Seguem as principais mudanças trazidas pela nova lei do superendividamento, bem como o que o devedor poderá fazer para ter a aplicação concreta da mesma:
- O credor fica proibido de realizar nova cobrança ou débito em conta de qualquer quantia que for contestada pelo consumidor em compras realizadas com cartão de crédito enquanto não for solucionada a controvérsia no Judiciário, ou até mesmo fora dele, desde que o consumidor tenha notificado a administradora do cartão com antecedência mínima de 10 dias antes do vencimento da fatura;
- É possível renegociar todas as dívidas em um único processo, isto é, o consumidor poderá apresentar o seu plano de pagamento com prazo máximo de 5 anos para quitação das dívidas;
- O consumidor tem direito aos gastos mínimos existenciais (direito ao mínimo existencial), de modo que o pagamento da dívida não pode comprometer toda a sua renda. Esse dispositivo está amparado pela inclusão do artigo 54-A, § 1º, do Código de Defesa do Consumidor, que dispõe: “A impossibilidade manifesta de o consumidor pessoa natural, de boa-fé, pagar a totalidade de suas dívidas de consumo, exigíveis e vincendas, sem comprometer seu mínimo existencial, nos termos da regulamentação”.
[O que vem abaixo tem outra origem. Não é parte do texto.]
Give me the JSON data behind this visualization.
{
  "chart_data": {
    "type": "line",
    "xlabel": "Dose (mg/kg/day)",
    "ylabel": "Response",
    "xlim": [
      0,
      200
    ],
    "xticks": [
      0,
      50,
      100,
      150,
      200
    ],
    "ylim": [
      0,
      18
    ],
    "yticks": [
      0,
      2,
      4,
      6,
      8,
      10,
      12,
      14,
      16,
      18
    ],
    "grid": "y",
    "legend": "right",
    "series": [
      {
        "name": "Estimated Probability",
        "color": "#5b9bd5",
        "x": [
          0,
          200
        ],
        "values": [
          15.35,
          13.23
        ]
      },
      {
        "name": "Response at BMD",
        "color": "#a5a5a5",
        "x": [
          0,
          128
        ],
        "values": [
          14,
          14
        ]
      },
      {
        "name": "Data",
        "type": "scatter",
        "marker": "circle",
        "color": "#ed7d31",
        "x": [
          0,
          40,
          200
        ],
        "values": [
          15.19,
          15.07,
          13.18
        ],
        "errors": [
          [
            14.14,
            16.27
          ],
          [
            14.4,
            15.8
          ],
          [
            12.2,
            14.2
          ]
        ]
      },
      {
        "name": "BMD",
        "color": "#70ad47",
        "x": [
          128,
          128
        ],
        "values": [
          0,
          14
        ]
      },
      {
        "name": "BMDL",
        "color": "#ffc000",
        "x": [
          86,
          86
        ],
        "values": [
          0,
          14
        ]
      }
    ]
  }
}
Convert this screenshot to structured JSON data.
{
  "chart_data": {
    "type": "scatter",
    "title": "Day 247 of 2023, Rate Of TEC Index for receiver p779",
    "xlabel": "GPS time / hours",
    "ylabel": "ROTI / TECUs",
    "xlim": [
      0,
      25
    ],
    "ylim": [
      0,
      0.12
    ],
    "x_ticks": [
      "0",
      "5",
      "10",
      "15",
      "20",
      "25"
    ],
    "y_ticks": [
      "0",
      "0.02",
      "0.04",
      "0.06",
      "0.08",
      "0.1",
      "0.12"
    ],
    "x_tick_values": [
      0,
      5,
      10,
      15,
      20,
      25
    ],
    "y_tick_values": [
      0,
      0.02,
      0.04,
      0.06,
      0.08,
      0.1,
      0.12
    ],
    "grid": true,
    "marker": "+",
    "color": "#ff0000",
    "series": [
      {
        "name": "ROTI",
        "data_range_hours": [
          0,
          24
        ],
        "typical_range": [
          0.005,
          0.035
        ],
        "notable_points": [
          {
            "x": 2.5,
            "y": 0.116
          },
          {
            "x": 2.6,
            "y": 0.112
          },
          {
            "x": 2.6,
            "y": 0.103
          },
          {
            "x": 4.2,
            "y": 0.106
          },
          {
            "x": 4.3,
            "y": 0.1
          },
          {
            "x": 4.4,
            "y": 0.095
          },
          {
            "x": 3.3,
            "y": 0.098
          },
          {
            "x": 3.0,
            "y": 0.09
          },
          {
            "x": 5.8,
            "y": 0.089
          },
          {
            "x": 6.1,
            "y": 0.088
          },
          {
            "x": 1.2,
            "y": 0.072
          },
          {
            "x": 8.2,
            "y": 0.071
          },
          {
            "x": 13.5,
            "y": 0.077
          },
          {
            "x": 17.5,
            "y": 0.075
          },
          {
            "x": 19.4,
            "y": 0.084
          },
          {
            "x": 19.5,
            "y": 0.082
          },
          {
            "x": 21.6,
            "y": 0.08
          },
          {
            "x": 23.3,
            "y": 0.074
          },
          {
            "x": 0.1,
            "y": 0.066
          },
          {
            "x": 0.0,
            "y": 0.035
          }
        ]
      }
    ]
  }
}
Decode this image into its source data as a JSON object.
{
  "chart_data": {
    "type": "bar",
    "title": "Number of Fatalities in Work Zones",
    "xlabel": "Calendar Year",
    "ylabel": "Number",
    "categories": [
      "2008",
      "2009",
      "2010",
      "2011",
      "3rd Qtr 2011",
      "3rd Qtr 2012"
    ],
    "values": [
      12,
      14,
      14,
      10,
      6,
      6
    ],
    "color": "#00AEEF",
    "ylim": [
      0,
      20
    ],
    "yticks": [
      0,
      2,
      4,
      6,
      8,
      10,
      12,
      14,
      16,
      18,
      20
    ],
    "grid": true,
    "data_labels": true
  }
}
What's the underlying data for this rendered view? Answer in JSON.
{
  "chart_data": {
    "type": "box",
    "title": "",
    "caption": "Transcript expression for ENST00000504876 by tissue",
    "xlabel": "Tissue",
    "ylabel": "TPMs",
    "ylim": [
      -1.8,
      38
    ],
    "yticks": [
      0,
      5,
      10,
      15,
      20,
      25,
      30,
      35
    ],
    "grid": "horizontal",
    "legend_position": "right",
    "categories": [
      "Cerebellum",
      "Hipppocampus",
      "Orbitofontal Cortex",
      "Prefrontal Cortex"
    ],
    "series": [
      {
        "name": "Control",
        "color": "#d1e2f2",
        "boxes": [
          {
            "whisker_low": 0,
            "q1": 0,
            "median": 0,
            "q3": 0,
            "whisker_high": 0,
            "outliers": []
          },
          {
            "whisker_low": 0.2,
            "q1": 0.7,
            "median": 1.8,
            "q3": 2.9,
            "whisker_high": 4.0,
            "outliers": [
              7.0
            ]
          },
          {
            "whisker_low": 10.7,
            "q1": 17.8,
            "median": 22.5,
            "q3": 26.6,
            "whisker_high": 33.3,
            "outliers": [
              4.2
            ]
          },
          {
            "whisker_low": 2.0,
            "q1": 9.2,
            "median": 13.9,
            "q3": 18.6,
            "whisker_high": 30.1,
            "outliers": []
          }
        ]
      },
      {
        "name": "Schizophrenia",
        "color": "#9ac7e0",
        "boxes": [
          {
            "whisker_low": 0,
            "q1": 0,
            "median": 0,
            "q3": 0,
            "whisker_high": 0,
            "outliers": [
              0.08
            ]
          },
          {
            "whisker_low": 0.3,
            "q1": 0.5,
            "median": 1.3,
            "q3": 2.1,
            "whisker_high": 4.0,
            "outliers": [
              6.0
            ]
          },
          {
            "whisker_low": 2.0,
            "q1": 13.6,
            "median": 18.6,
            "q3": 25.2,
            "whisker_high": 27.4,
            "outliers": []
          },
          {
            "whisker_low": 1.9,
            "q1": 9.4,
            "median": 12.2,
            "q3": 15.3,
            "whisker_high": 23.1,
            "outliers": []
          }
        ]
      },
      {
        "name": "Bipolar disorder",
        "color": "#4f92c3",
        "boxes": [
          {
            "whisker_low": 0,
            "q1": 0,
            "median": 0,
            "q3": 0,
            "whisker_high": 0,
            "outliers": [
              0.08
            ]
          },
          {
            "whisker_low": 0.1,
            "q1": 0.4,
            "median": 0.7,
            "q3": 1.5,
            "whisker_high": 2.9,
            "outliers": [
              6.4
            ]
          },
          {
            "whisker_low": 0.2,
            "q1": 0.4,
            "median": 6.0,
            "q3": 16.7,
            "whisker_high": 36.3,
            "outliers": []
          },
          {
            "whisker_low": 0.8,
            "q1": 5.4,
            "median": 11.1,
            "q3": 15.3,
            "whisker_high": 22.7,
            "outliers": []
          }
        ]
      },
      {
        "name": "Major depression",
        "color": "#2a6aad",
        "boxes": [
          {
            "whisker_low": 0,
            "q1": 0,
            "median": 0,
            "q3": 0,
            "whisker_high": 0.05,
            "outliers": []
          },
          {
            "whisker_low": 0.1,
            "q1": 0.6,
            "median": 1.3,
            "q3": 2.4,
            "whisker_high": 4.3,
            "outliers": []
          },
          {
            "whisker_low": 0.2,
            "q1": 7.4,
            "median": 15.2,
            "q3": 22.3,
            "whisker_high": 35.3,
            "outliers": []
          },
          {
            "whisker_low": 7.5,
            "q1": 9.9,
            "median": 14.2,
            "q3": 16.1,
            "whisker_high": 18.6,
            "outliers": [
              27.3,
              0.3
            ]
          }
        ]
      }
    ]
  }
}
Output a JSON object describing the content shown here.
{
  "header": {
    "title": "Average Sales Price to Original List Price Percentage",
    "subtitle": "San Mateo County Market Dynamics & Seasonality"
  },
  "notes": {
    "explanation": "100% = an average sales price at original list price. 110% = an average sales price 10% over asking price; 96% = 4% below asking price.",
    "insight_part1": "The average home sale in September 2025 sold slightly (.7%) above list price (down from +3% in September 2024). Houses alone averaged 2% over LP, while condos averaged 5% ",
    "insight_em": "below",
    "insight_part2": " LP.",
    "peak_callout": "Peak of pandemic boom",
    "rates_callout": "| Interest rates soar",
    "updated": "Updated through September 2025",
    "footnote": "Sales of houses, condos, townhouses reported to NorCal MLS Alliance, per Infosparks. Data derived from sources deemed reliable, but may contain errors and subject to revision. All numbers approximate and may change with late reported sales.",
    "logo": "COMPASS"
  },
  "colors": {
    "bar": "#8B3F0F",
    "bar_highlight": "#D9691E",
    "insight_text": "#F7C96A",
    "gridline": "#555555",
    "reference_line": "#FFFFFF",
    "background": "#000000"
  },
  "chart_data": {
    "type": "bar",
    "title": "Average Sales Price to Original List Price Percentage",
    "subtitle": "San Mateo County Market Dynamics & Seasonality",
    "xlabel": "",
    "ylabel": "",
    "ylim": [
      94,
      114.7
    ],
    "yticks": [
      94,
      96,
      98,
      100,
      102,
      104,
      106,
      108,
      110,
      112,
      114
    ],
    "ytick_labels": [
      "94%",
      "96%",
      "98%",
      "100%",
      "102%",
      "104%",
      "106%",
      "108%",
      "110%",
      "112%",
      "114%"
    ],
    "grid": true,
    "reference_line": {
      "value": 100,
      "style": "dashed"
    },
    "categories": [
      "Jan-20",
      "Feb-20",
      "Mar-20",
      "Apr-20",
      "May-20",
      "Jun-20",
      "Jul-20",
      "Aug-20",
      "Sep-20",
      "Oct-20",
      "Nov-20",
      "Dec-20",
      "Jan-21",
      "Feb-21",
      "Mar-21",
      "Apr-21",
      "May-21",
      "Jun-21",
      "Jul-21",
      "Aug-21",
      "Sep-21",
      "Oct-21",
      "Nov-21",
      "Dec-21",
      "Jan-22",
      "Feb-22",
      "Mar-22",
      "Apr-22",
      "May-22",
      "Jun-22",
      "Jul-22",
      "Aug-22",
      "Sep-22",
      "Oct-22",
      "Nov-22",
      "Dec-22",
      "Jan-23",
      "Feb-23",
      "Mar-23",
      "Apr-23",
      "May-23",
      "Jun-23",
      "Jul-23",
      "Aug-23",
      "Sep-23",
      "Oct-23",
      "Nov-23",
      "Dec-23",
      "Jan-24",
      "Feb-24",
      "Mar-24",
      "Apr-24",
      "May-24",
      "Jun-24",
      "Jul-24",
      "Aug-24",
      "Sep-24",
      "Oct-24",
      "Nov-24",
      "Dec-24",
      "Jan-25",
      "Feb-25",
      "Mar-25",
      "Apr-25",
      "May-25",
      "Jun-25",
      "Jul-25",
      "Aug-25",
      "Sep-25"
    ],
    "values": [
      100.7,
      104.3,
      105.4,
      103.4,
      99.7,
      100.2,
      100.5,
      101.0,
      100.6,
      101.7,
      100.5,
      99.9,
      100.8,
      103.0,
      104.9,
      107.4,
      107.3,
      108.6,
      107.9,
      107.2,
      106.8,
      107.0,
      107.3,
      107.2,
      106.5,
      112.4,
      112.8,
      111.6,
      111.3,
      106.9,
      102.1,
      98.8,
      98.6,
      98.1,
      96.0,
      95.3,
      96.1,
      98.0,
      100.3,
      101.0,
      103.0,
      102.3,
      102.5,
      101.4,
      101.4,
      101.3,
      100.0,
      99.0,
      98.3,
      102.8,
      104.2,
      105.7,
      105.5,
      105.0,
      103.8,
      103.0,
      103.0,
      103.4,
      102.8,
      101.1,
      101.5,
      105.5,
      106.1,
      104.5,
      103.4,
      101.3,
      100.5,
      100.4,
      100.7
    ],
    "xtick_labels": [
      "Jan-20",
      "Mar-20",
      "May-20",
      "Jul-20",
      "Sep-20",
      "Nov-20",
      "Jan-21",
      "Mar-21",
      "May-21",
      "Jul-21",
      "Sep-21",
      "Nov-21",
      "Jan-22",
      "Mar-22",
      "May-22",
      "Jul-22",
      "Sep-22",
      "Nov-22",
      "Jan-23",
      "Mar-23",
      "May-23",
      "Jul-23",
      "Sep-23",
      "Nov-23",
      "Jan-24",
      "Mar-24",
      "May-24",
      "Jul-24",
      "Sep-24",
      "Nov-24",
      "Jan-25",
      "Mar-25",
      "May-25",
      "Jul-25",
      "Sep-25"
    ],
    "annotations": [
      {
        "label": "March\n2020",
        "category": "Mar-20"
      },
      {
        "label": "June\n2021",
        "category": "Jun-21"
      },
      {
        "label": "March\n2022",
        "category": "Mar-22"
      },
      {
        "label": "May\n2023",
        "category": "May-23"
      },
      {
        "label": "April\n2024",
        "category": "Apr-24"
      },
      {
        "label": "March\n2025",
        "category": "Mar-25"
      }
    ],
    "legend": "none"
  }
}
- Caso não haja acordo entre credor e devedor, a pedido deste o juiz iniciará processo de revisão dos contratos e repactuação das dívidas, fornecendo um plano judicial compulsório de pagamento;
- Em âmbito do Procon, o consumidor terá acesso a uma fase de conciliação da sua dívida com o credor – para tanto, deve acessar os órgãos de Proteção ao Consumidor;
- Ficam proibidas as ofertas enganosas de créditos ao consumidor, por exemplo, com expressões do tipo: “sem juros”, “taxa zero”, “sem acréscimo” ou outras frases semelhantes;
- As instituições financeiras não podem assediar ou pressionar o consumidor a contratar empréstimos (inclusive por telefone), principalmente quando se tratar de pessoa idosa, não alfabetizada, doente, em estado de vulnerabilidade agravada ou ainda se a contratação envolver prêmio;
- As instituições financeiras não podem ocultar ou dificultar a compreensão acerca dos riscos da contratação de crédito ou venda a prazo;
- As instituições financeiras não podem conceder empréstimos sem avaliar, previamente, a situação financeira do consumidor;
- Os bancos também são obrigados a atuarem de forma clara, informando o custo efetivo total do crédito com as aplicações de juros, correções monetárias, taxas, etc.
Com o tratamento que a nova lei do superendividamento dispõe, espera-se que haja uma desaceleração de novos superendividados e, por consequência, um maior número de adimplentes no mercado financeiro.
Por fim, merece destaque a informação de que o Poder Judiciário já vem utilizando a nova legislação para fundamentar suas decisões. A título de exemplo, recentemente o Tribunal de Justiça de Goiás utilizou-se dos dispositivos da lei de superendividamento para julgar o recurso de apelação nº 5409656.79.2019.8.09.0051, que tratava da concessão de crédito consignado, onde os desembargadores destacaram que a nova lei reforça a relevância do dever de informação da instituição financeira.
Em síntese, ao cuidar do consumidor superendividado, o objetivo da nova lei é evitar o endividamento e tratar com dignidade o devedor que está passando por dificuldades e que tenha a oportunidade de um novo recomeço.